“I reached out for something to attach myself to—and I found nothing. But in reaching out, in the effort to grasp, to attach myself, left high and dry as I was, I nevertheless found something I had not looked for—myself. I found that what I had desired all my life was not to live—if what others are doing is called living—but to express myself. I realized that I had never had the least interest in living, but only in this which I am doing now, something which is parallel to life, of it at the same time, and beyond it. What is true interests me scarcely at all, nor even what is real; only that interests me which I imagine to be, that which I had stifled every day in order to live.”Henry Miller, Tropic of Capricorn
The more you work the more you make, at least it appears that way. But Søren Kierkegaard thought wiser:
“Of all ridiculous things the most ridiculous seems to me, to be busy — to be a man who is brisk about his food and his work.”Søren Kierkegaard
Henry Miller also disdained to overwork:
“I’ve found that it isn’t necessary to work that much. It’s bad, in fact. You drain the reservoir.”Henry Miller
More work may beget more money but also creates more stress, which may negatively impact productivity.
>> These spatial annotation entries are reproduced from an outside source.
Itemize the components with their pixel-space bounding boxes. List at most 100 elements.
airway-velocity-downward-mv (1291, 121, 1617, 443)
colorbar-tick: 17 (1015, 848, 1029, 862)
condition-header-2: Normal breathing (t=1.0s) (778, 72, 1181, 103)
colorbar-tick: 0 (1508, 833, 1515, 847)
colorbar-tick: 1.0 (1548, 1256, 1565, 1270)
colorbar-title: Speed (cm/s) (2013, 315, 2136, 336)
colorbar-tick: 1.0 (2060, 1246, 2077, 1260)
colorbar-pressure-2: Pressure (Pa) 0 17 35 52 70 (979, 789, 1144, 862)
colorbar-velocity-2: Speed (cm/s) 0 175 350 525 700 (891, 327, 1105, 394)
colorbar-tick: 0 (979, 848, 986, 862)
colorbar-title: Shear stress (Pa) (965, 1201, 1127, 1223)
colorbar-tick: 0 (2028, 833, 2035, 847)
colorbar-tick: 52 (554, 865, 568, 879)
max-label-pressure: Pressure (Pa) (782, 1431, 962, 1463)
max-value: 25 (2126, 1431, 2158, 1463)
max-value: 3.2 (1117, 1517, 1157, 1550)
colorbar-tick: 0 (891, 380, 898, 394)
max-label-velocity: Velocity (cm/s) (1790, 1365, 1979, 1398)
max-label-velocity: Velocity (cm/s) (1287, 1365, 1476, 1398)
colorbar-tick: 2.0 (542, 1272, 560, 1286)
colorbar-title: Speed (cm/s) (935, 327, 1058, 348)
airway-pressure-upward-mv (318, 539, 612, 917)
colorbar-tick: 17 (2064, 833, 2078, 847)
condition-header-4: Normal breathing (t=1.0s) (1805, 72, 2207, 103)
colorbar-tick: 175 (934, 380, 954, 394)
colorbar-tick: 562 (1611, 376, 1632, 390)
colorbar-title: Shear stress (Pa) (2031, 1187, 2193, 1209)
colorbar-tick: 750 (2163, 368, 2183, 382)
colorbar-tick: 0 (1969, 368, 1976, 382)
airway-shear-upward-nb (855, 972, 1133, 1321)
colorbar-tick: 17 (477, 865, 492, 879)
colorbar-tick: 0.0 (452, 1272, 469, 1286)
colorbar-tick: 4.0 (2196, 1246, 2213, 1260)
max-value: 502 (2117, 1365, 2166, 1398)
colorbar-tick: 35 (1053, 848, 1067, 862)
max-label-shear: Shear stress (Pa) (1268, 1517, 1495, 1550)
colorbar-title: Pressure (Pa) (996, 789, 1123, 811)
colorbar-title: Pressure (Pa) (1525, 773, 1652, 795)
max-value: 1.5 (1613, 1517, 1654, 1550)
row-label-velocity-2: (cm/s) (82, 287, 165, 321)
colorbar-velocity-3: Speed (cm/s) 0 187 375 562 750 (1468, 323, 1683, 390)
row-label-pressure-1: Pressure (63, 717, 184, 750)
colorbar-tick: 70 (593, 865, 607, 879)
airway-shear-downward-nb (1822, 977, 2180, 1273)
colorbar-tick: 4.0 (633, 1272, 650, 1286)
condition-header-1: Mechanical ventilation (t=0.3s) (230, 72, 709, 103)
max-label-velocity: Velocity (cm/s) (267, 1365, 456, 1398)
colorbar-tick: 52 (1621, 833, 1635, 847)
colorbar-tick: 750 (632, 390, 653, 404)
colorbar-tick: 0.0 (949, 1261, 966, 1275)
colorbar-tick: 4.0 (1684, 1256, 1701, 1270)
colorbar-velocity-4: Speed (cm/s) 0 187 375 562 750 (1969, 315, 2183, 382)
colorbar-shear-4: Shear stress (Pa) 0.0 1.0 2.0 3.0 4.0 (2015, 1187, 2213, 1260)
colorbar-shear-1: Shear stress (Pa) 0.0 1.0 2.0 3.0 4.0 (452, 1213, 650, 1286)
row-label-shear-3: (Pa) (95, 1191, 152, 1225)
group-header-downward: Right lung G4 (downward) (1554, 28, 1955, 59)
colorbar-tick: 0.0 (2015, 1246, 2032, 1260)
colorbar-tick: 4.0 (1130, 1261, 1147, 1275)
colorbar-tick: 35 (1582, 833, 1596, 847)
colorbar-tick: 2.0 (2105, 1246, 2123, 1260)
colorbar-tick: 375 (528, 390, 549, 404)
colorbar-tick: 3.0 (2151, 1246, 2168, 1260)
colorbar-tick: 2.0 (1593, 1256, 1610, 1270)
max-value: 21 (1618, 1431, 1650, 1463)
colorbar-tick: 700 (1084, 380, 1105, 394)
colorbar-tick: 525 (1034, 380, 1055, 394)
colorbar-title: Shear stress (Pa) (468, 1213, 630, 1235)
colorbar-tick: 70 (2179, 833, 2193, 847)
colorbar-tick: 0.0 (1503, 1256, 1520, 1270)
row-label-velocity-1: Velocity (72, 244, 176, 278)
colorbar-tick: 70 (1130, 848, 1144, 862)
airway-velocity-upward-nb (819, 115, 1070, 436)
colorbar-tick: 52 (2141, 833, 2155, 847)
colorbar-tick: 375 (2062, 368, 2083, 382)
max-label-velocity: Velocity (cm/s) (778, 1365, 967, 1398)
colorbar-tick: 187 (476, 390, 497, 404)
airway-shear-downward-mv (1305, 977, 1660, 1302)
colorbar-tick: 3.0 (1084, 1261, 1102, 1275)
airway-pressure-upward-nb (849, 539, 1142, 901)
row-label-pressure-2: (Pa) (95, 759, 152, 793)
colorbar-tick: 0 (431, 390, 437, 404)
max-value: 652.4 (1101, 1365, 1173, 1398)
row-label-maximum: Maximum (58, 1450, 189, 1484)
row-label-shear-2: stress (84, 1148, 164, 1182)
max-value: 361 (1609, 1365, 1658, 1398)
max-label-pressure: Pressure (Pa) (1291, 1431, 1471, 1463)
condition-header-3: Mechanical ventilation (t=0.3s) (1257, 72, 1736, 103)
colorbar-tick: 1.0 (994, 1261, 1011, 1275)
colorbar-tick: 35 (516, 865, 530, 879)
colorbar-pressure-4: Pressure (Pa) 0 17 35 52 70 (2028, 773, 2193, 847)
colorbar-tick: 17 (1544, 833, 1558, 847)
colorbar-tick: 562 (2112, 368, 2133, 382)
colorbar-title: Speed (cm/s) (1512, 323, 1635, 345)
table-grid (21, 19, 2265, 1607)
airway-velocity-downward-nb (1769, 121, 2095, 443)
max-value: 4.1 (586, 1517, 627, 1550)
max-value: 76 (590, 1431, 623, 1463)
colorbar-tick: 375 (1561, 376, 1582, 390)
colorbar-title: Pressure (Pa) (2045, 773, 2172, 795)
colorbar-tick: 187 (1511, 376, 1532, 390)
There’s nothing wrong with taking a break or a vacation and letting the mind run on its own.
Even during those dull moments your mind is working, jettisoning the bad ideas and retaining the good ones much like a washing machine. This process intensifies during sleep.
Pace your work. Focus and relax once in a while and allow the brain to sort out the connections. Slow and steady wins the race.
“Let us do our best, even if it gets us nowhere.”
After all, most writing is done away from the typewriter, away from the desk. I’d say it occurs in the quiet, silent moments, while you’re walking or shaving or playing a game or whatever, or even talking to someone you’re not vitally interested in. You’re working, your mind is working, on this problem in the back of your head. So, when you get to the machine it’s a mere matter of transfer.
Your best thoughts occur when you’re not working, when your mind and body step away from your desk. But even in those dull moments your mind is working. And then you just copy-paste your thoughts at the computer. The hard part is the editing.